Eine gezielte Bestäubung ist bei Phlox wegen der Vielzahl der kleinen Blüten mit schmalem Kelch schwierig und mit hoher Irrtumsquote behaftet. Ich hatte damals einen äußerst unprofessionellen Ansatz. Ich hatte bei knochentrockenem Wetter einfach zwei Blütendolden vom benachbarten paniculata (der 2006 annähernd gleichzeitig aufging) abgeschnitten und wie mit dem Staubwedel über die offenen Blütendolden von amplifolia von oben richtig feste drübergewuschelt, dann einfach ausreifen und selbst aussamen lassen. Richtig wäre es natürlich gewesen, mit einem minifeinen Haarpinsel Pollen zu stehlen und in die engen Kelche hinein zu tupfen. Meine Erwartungen waren entsprechend gering.

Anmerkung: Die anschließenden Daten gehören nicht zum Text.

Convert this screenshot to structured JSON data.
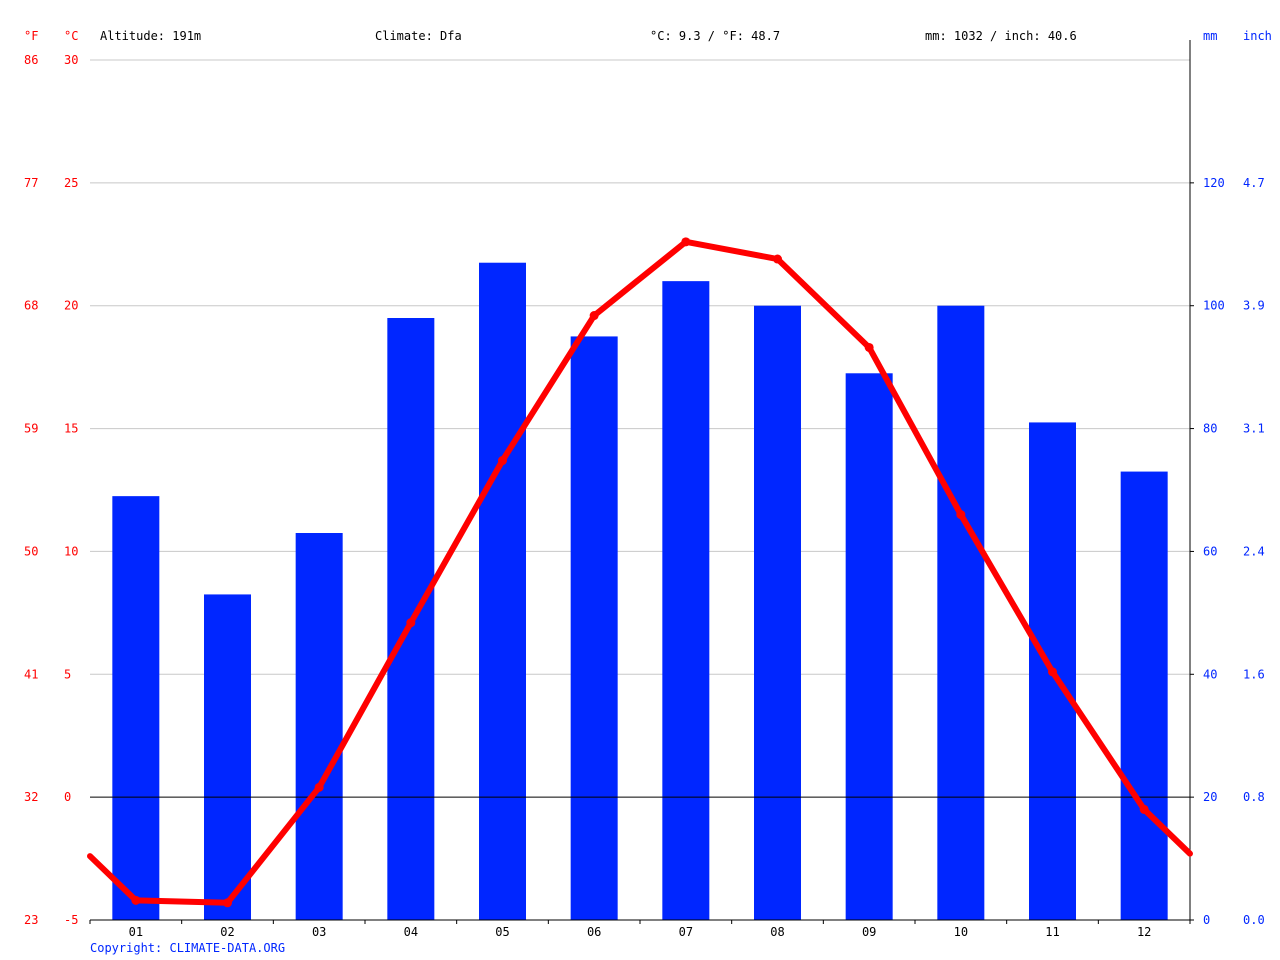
{
  "header": {
    "altitude": "Altitude: 191m",
    "climate": "Climate: Dfa",
    "avg_temp": "°C: 9.3 / °F: 48.7",
    "precip_total": "mm: 1032 / inch: 40.6"
  },
  "axis_units": {
    "fahrenheit": "°F",
    "celsius": "°C",
    "mm": "mm",
    "inch": "inch"
  },
  "copyright": "Copyright: CLIMATE-DATA.ORG",
  "colors": {
    "precip": "#0026ff",
    "temp": "#ff0000",
    "grid": "#c8c8c8",
    "zero_line": "#000000",
    "precip_axis": "#0026ff",
    "temp_axis": "#ff0000"
  },
  "chart_data": {
    "type": "bar",
    "categories": [
      "01",
      "02",
      "03",
      "04",
      "05",
      "06",
      "07",
      "08",
      "09",
      "10",
      "11",
      "12"
    ],
    "series": [
      {
        "name": "",
        "type": "bar",
        "axis": "right",
        "values": [
          69,
          53,
          63,
          98,
          107,
          95,
          104,
          100,
          89,
          100,
          81,
          73
        ]
      },
      {
        "name": "",
        "type": "line",
        "axis": "left",
        "values": [
          -4.2,
          -4.3,
          0.4,
          7.1,
          13.7,
          19.6,
          22.6,
          21.9,
          18.3,
          11.5,
          5.1,
          -0.5
        ],
        "start_value": -2.4,
        "end_value": -2.3
      }
    ],
    "y_left": {
      "range": [
        -5,
        30
      ],
      "ticks_c": [
        -5,
        0,
        5,
        10,
        15,
        20,
        25,
        30
      ],
      "ticks_f": [
        "23",
        "32",
        "41",
        "50",
        "59",
        "68",
        "77",
        "86"
      ]
    },
    "y_right": {
      "range": [
        0,
        140
      ],
      "ticks_mm": [
        "0",
        "20",
        "40",
        "60",
        "80",
        "100",
        "120"
      ],
      "ticks_inch": [
        "0.0",
        "0.8",
        "1.6",
        "2.4",
        "3.1",
        "3.9",
        "4.7"
      ]
    },
    "grid": true
  }
}
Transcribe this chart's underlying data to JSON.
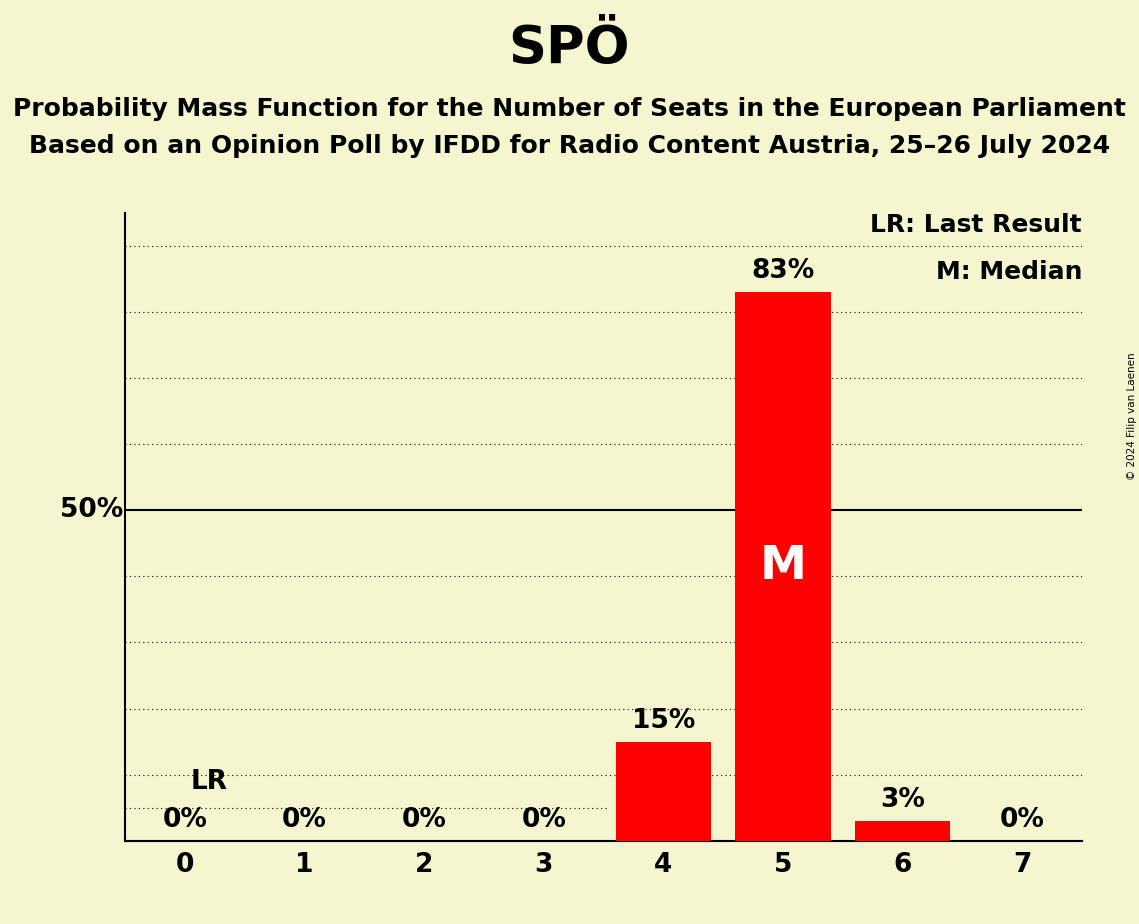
{
  "title": "SPÖ",
  "subtitle_line1": "Probability Mass Function for the Number of Seats in the European Parliament",
  "subtitle_line2": "Based on an Opinion Poll by IFDD for Radio Content Austria, 25–26 July 2024",
  "copyright": "© 2024 Filip van Laenen",
  "categories": [
    0,
    1,
    2,
    3,
    4,
    5,
    6,
    7
  ],
  "values": [
    0,
    0,
    0,
    0,
    15,
    83,
    3,
    0
  ],
  "bar_color": "#FF0000",
  "background_color": "#F5F5D0",
  "median_seat": 5,
  "lr_level": 5,
  "ylim": [
    0,
    95
  ],
  "legend_lr": "LR: Last Result",
  "legend_m": "M: Median",
  "title_fontsize": 38,
  "subtitle_fontsize": 18,
  "label_fontsize": 19,
  "tick_fontsize": 19,
  "legend_fontsize": 18,
  "fifty_label": "50%",
  "lr_label": "LR"
}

Ich kann anhand des Farbresultats im Nachhinein sagen, dass sowohl die weiße als auch die purpurfarbene Pollenpflanze erfolgreich waren, entweder durch mich oder eben doch durch Insekten. Es sind auch rein rosafarbene Sämlinge dabei, die sich nicht zuordnen lassen, insoweit auch Selbstbestäubung durch Insekten möglich. Ganz wie die Mutterpflanze sieht aber merkwürdigerweise kein Sämling aus, gerade das hätte ich bei einer solchen Wildart vermutet.
Wenn man den Zufall ausschließen will, müsste man die zu bestäubende Sorte vor und nach der Bestäubung mit einer Tüte schützen, was möglicherweise mehr Probleme bereitet als langweilige Sämlinge später auszumisten.
Ich habe das Staubwedelverfahren ein Jahr später bei Blue Paradise probiert, war völlig erfolglos: Er hat überhaupt keine Samen angesetzt. Aus der Erfahrung würde ich sagen: Einfach dicht neben einander pflanzen und gucken, was wächst.